Draghi, cracking a jest, confirms his resignation

Draghi received a standing ovation in the Chamber of Deputies Thursday

 ROME -- Prime Minister Mario Draghi went to the Quirinal Palace Thursday, confirming his resignation to President Sergio Mattarella after three coalition parties snubbed him in a crucial Senate confidence vote the previous evening. 

  Signor Draghi anounced his imminent decision to quit definitively Thursday morning in the Chamber of Deputies after receiving a standing ovation from members of his embattled government when he arrived in the lower house. The prime minister, now a caretaker leader pending new elections to be decided by Signor Mattarella, was expected to return to the Chamber later Thursday after confirming to the head of state that he no longer has a working majority.

   Sig. Draghi thanked the lower house for their support during his 18 month administration, quipping that even former central bankers such as himself sometimes experience heartfelt emotion.
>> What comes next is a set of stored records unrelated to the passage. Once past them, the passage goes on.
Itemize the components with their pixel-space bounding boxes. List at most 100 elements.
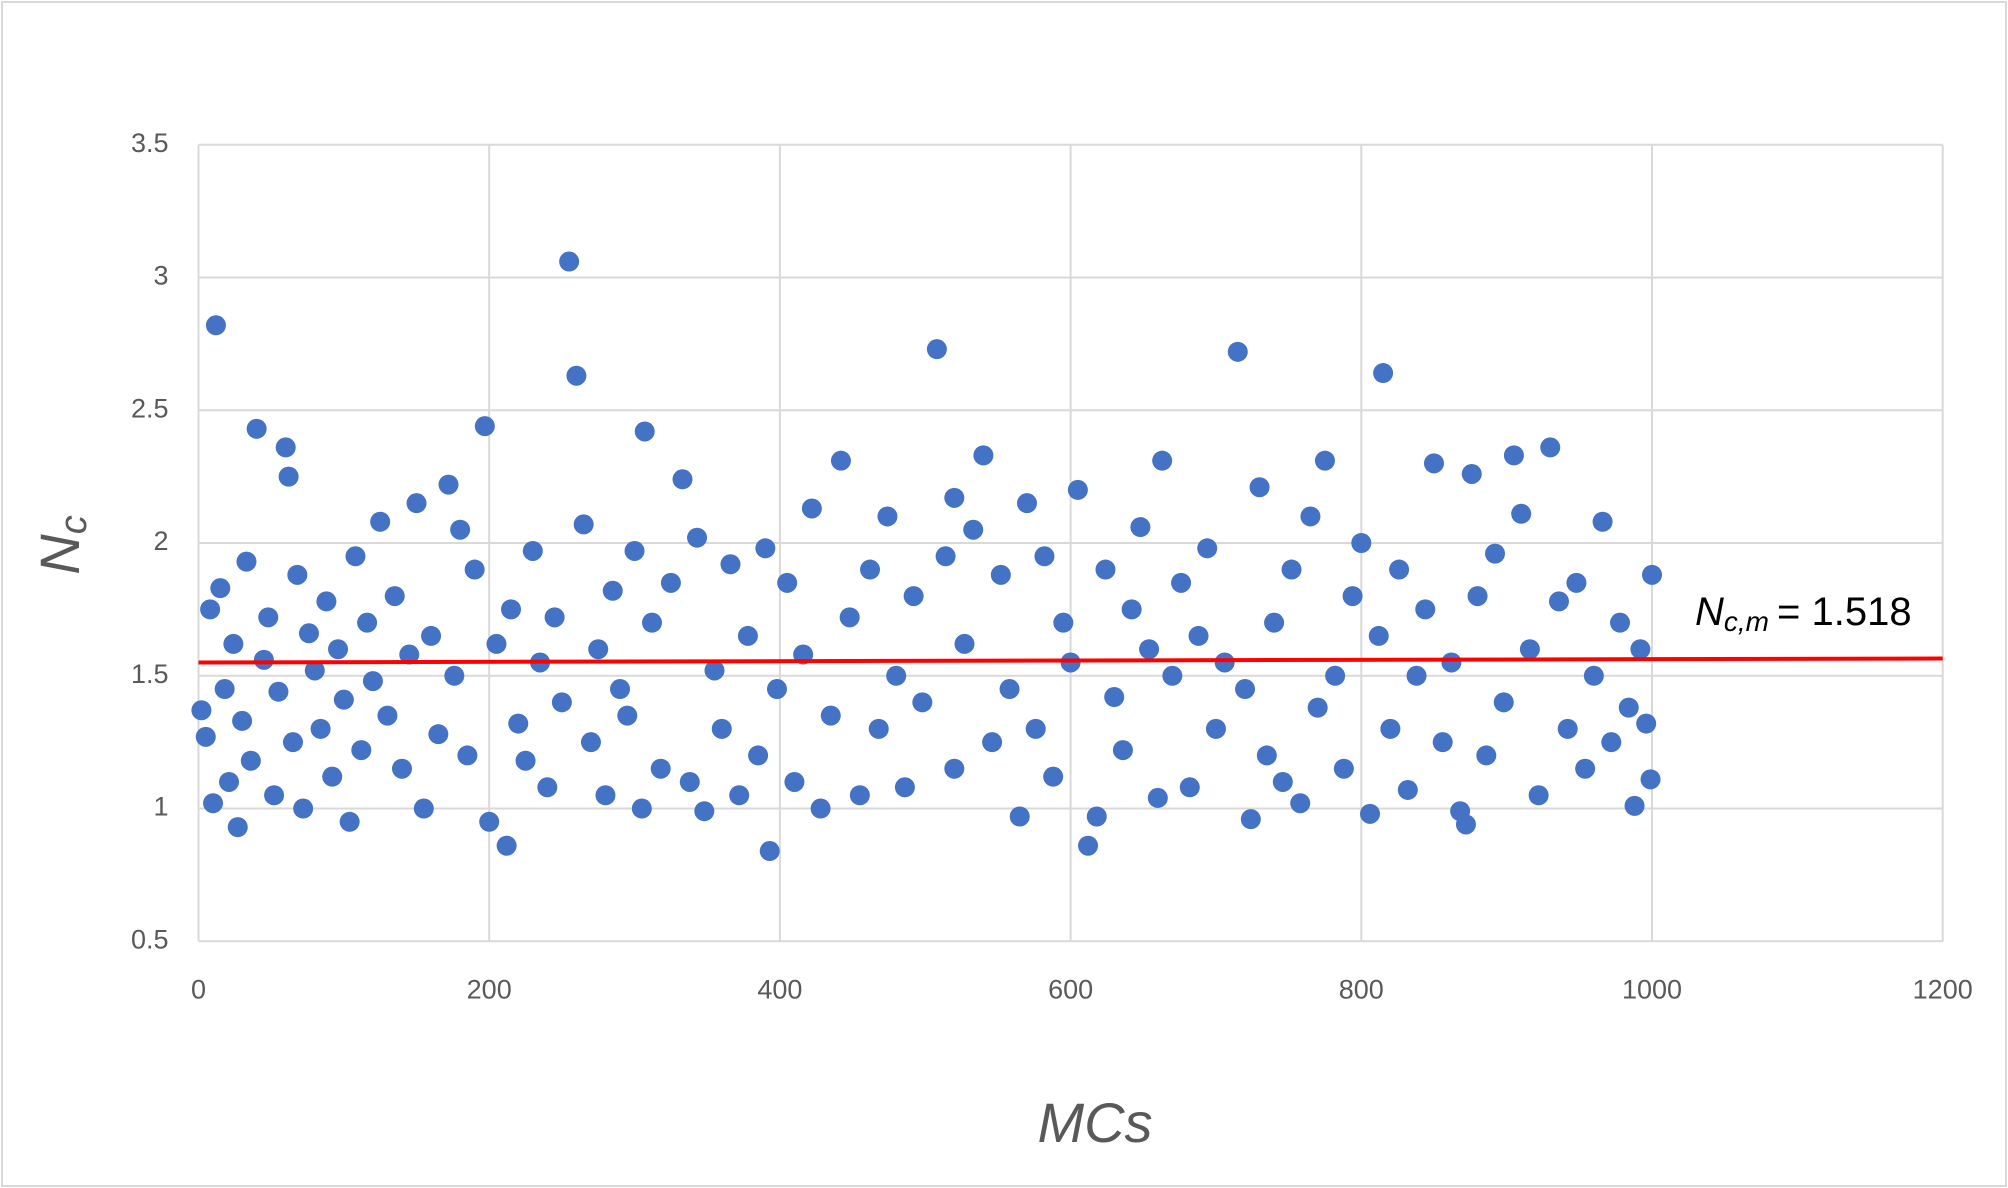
data-point	[316, 591, 337, 612]
data-point	[1511, 503, 1532, 524]
data-point	[1415, 599, 1436, 620]
data-point	[328, 639, 349, 660]
data-point	[1104, 687, 1125, 708]
y-tick-label: 3.5	[131, 128, 169, 158]
data-point	[1476, 745, 1497, 766]
data-point	[246, 418, 267, 439]
data-point	[1601, 732, 1622, 753]
data-point	[421, 625, 442, 646]
y-tick-label: 3	[153, 261, 168, 291]
data-point	[1351, 533, 1372, 553]
data-point	[1630, 639, 1651, 660]
data-point	[1423, 453, 1444, 474]
data-point	[839, 607, 860, 628]
data-point	[617, 705, 638, 726]
data-point	[1121, 599, 1142, 620]
x-tick-label: 1000	[1622, 974, 1682, 1004]
data-point	[544, 607, 565, 628]
marks	[191, 251, 1943, 862]
data-point	[1139, 639, 1160, 660]
data-point	[894, 777, 915, 798]
data-point	[1432, 732, 1453, 753]
data-point	[1256, 745, 1277, 766]
data-point	[1566, 572, 1587, 593]
data-point	[1467, 586, 1488, 607]
data-point	[624, 540, 645, 561]
data-point	[759, 841, 780, 862]
data-point	[322, 766, 343, 787]
y-title-main: N	[28, 534, 91, 575]
data-point	[1624, 795, 1645, 816]
annotation-value: = 1.518	[1777, 590, 1912, 634]
data-point	[877, 506, 898, 527]
data-point	[1314, 450, 1335, 471]
data-point	[1592, 511, 1613, 532]
data-point	[236, 551, 257, 572]
data-point	[345, 546, 366, 567]
data-point	[1461, 463, 1482, 484]
data-point	[278, 466, 299, 487]
data-point	[384, 586, 405, 607]
data-point	[258, 607, 279, 628]
data-point	[1325, 665, 1346, 686]
data-point	[1290, 793, 1311, 814]
data-point	[450, 519, 471, 540]
data-point	[963, 519, 984, 540]
data-point	[293, 798, 314, 819]
data-point	[1188, 625, 1209, 646]
data-point	[1307, 697, 1328, 718]
data-point	[720, 554, 741, 575]
data-point	[954, 633, 975, 654]
data-point	[362, 671, 383, 692]
data-point	[830, 450, 851, 471]
data-point	[1441, 652, 1462, 673]
data-point	[602, 580, 623, 601]
y-axis-title: Nc	[28, 515, 95, 574]
data-point	[820, 705, 841, 726]
data-point	[1455, 814, 1476, 835]
data-point	[737, 625, 758, 646]
data-point	[1205, 718, 1226, 739]
data-point	[200, 599, 221, 620]
data-point	[1053, 612, 1074, 633]
data-point	[1009, 806, 1030, 827]
data-point	[537, 777, 558, 798]
data-point	[339, 811, 360, 832]
data-point	[973, 445, 994, 466]
data-point	[672, 469, 693, 490]
data-point	[903, 586, 924, 607]
data-point	[1636, 713, 1657, 734]
data-point	[479, 811, 500, 832]
data-point	[232, 710, 253, 731]
annotation-sub: c,m	[1724, 606, 1769, 637]
data-point	[1235, 679, 1256, 700]
data-point	[926, 339, 947, 360]
data-point	[205, 315, 226, 336]
x-axis-title: MCs	[1037, 1091, 1152, 1154]
data-point	[298, 623, 319, 644]
data-point	[268, 681, 289, 702]
data-point	[944, 758, 965, 779]
data-point	[1095, 559, 1116, 580]
data-point	[912, 692, 933, 713]
data-point	[694, 801, 715, 822]
data-point	[1485, 543, 1506, 564]
data-point	[1264, 612, 1285, 633]
data-point	[391, 758, 412, 779]
data-point	[1342, 586, 1363, 607]
data-point	[1373, 363, 1394, 384]
data-point	[223, 633, 244, 654]
data-point	[486, 633, 507, 654]
data-point	[660, 572, 681, 593]
data-point	[755, 538, 776, 559]
x-tick-label: 1200	[1913, 974, 1973, 1004]
y-tick-label: 2	[153, 526, 168, 556]
data-point	[868, 718, 889, 739]
data-point	[195, 726, 216, 747]
data-point	[1112, 740, 1133, 761]
data-point	[982, 732, 1003, 753]
data-point	[351, 740, 372, 761]
data-point	[573, 514, 594, 535]
data-point	[438, 474, 459, 495]
data-point	[650, 758, 671, 779]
    "Above all, thank you, thank you. Thank you for this," Sig. Draghi, 74, said, smiling despite looking battered after a tough week fighting to keep his government alive.

  "Naturally, sometimes even the heart of central bankers gets used, occasionally. Thank you for this and for all the work done in these months."
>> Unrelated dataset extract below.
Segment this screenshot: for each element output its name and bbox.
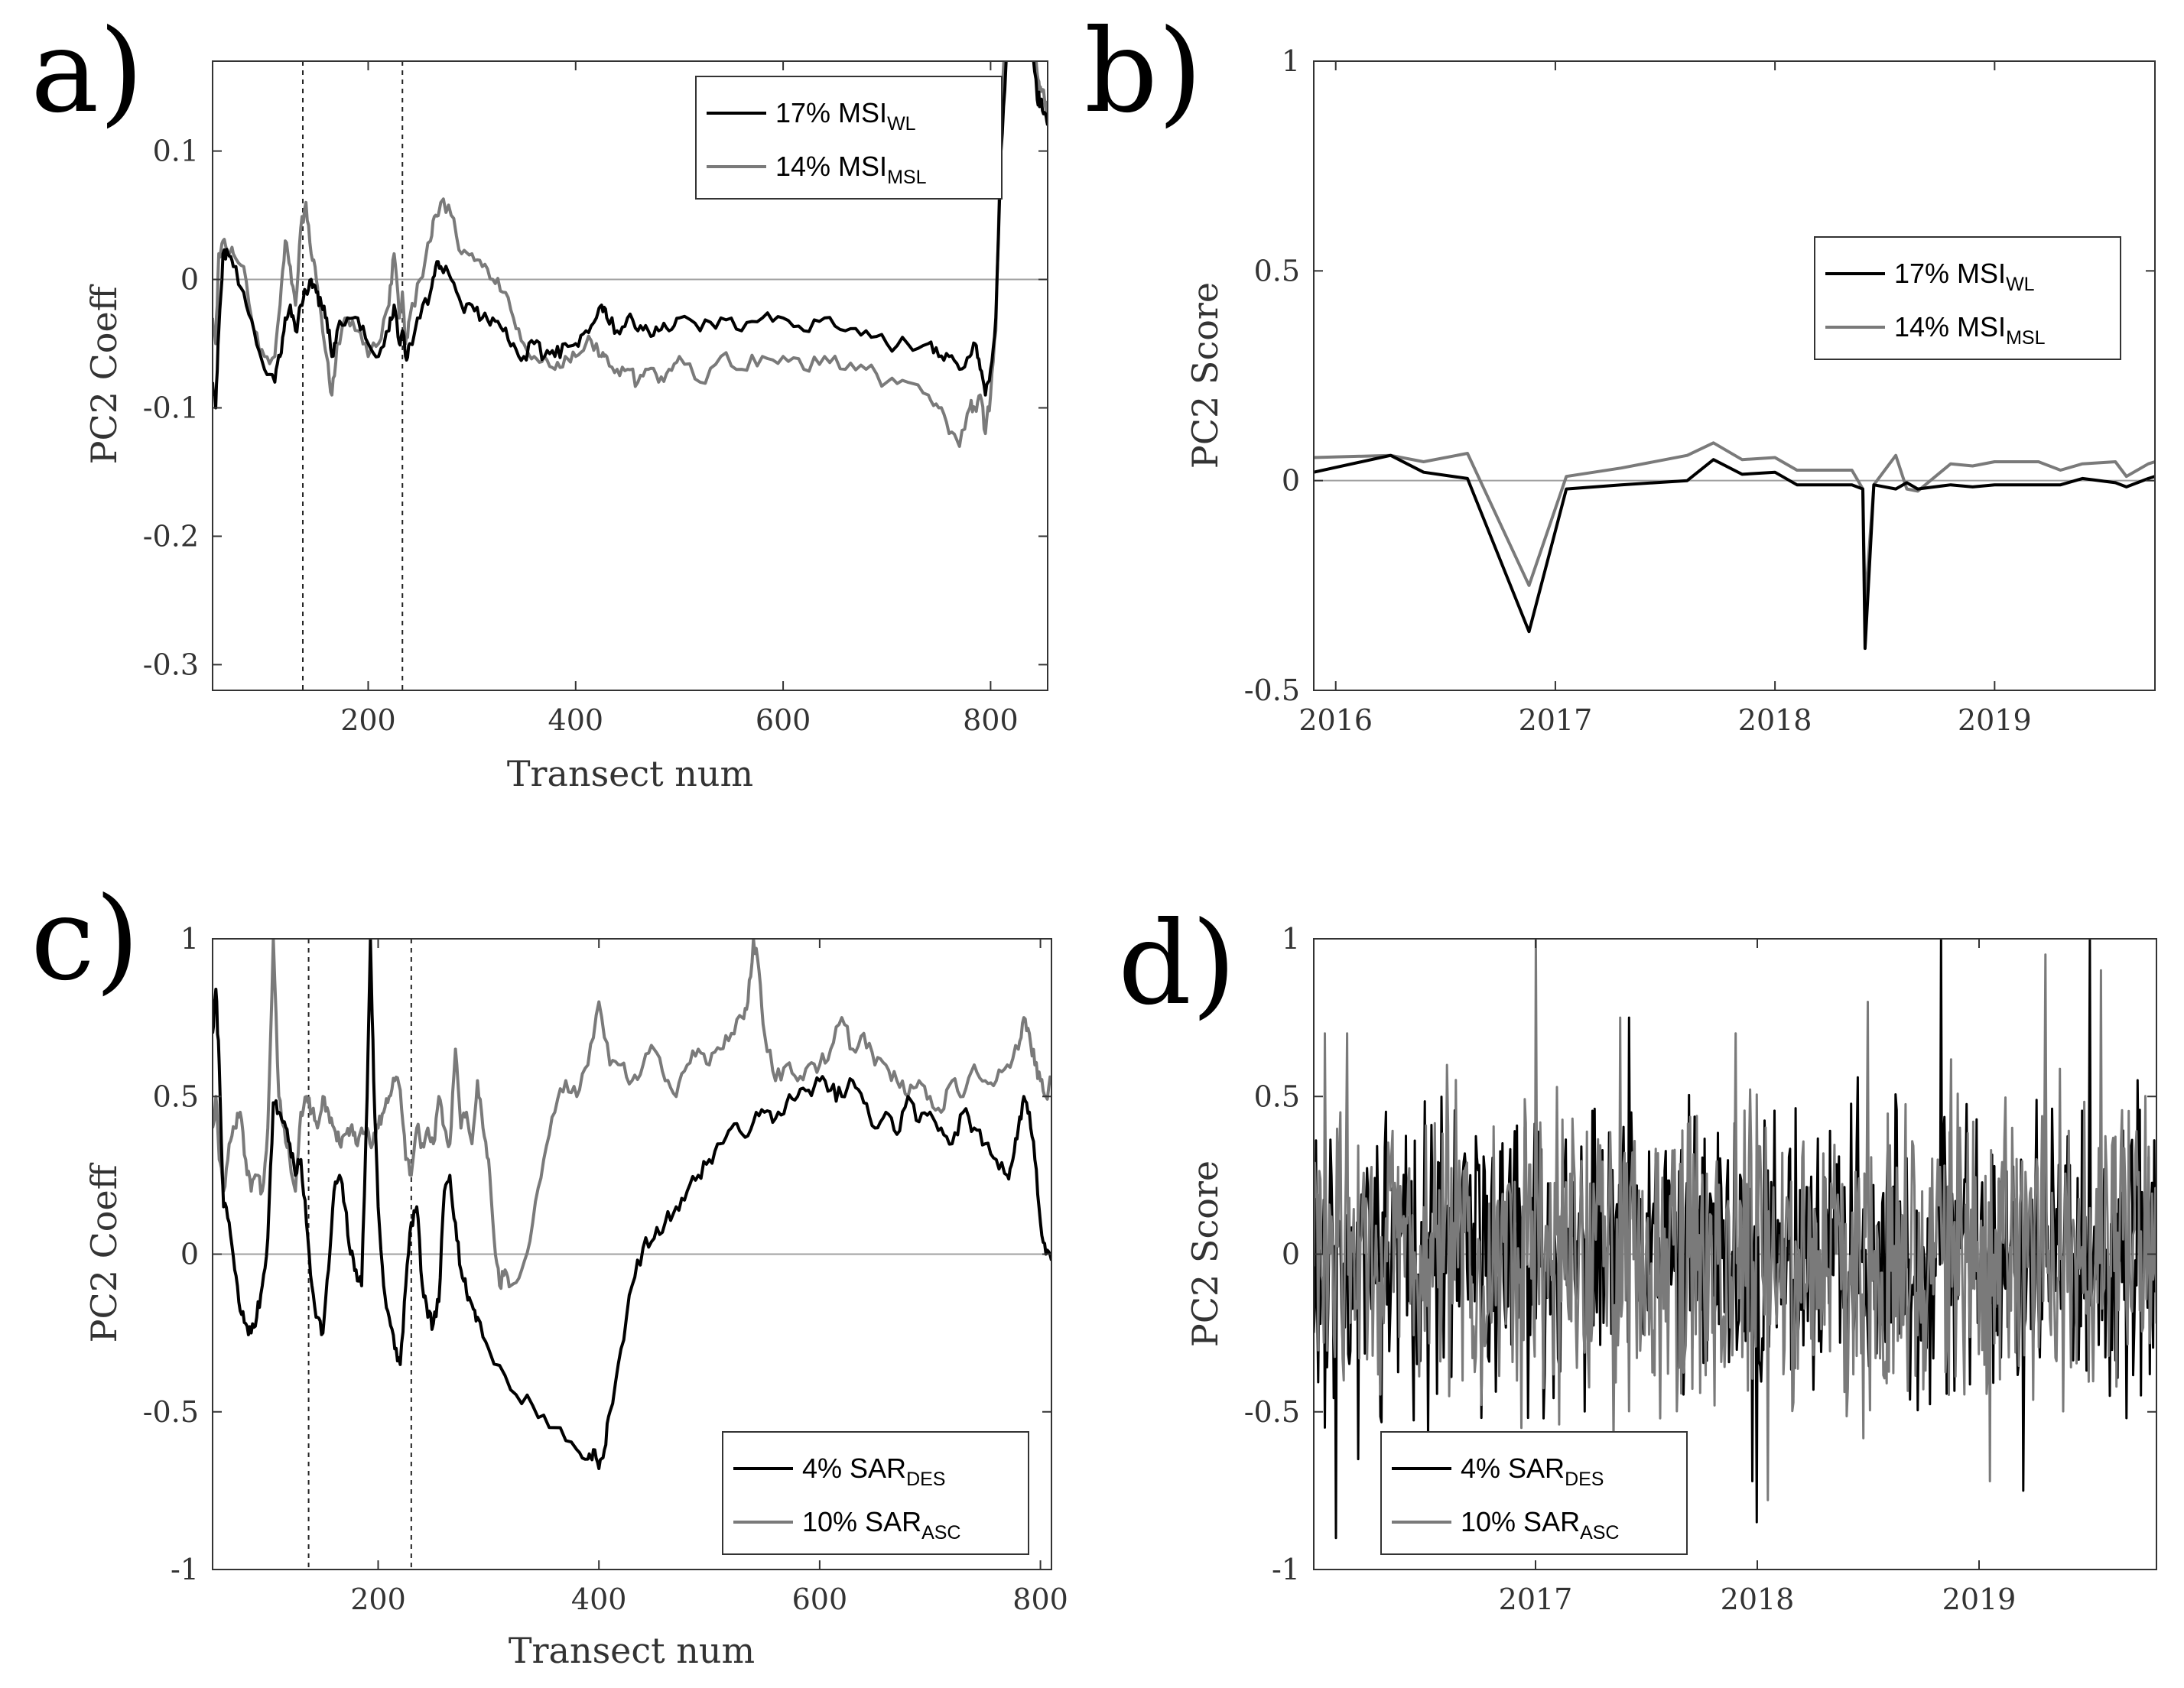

   Assuming that Mattarella decides to dissolve parliament now or imminently, an early parliamentary election could be held between Sept. 22 and Oct. 22, political experts say.
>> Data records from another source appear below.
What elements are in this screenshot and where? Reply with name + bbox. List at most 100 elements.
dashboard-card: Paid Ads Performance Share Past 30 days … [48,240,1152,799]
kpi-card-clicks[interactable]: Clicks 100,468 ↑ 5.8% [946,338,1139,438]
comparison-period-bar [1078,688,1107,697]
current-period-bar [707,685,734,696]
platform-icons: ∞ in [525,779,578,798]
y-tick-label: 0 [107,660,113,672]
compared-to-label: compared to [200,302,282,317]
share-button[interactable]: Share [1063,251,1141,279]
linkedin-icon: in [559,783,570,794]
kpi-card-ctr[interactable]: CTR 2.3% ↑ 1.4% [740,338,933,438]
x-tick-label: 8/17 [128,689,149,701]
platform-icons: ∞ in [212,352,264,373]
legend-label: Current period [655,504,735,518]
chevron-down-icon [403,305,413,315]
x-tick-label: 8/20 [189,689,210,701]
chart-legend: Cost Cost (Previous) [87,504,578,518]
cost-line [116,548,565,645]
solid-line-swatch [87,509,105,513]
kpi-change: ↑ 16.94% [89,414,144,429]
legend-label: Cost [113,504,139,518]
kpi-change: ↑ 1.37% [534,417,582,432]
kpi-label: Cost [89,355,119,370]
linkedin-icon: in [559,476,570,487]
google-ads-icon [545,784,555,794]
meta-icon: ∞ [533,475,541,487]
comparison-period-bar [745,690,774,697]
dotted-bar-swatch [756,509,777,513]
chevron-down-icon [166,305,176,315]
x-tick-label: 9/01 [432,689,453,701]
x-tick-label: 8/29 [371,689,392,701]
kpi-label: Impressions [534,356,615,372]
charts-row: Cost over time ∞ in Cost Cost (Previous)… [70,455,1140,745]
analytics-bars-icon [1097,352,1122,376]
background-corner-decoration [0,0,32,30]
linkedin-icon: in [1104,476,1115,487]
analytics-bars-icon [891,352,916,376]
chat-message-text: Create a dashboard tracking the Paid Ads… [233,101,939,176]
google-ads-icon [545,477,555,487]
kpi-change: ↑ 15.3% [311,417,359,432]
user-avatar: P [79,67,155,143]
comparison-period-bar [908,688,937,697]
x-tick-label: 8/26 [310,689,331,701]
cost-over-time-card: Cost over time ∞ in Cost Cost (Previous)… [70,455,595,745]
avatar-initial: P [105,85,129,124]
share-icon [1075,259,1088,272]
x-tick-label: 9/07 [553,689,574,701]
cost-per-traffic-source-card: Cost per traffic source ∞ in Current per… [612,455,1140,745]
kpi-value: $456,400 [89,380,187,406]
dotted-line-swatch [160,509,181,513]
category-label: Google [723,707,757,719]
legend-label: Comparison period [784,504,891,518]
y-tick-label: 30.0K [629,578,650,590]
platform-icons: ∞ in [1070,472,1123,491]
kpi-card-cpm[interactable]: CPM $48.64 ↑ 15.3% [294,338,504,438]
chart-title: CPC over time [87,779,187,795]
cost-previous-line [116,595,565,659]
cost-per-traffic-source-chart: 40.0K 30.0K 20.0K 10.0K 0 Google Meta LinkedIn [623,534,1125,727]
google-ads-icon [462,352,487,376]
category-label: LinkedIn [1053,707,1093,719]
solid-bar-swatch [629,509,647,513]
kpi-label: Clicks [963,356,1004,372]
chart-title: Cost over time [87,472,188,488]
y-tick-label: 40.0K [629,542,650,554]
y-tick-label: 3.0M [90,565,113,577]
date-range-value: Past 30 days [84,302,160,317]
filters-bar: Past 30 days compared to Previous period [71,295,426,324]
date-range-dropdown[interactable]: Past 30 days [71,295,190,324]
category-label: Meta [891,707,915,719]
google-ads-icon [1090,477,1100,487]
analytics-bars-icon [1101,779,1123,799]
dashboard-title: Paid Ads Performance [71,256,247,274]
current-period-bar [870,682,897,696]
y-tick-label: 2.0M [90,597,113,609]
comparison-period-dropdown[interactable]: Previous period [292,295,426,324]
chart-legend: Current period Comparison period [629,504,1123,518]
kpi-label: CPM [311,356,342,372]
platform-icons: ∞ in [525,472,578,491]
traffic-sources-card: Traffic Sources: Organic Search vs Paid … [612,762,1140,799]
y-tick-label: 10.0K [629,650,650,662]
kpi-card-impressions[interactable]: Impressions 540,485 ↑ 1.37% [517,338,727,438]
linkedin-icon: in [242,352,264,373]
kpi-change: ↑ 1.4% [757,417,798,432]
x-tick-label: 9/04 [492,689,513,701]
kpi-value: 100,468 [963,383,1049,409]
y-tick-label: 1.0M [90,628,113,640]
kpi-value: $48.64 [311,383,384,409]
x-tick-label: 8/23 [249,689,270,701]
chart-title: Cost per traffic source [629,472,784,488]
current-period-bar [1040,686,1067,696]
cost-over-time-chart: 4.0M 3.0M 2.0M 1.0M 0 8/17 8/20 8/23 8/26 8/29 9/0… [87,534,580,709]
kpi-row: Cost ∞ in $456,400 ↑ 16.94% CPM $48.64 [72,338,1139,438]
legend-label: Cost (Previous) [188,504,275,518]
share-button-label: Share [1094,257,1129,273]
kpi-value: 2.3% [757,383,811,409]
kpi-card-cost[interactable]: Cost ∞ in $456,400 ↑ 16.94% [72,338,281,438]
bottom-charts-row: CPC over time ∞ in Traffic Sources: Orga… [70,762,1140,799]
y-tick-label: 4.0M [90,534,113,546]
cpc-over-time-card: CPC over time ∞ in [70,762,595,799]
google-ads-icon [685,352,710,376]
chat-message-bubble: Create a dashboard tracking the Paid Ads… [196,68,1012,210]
  Italian newspapers have speculated that the election, normally held on a Sunday, could be set for Sunday Oct. 2 since Sept. 25 is a Jewish holiday.

   Draghi first handed in his resignation last week after the radical Five Star Movement withdrew its support from him. But the head of state asked Draghi to return to Parliament Wednesday to see if he had support to carry on. In the Senate vote Wednesday night the right-wing zenophobic League party and its ally Forza Italia, headed by convicted criminal Silvio Berlusconi, also withdrew their support, evidently deciding to precipitate an early election in which opinion polls suggest they could win if allied with the far-right "post-Fascist" Brothers of Italy party founded by supporters of Fascist dictator Benito Mussolini.

   Election of a far right government in Italy would upset the balance of power in the European Union and undermine support for the war in Ukraine, an outcome that would be welcomed by Russian President Vladimir Putin. Earlier this year a scandal erupted when it emerged that League leader Matteo Salvini had received air tickets to fly to Moscow paid for by the Russian Embassy, under arrangements for his trip by a shady lawyer working with several embassies in Rome including Kuwait, Antonio Capuano.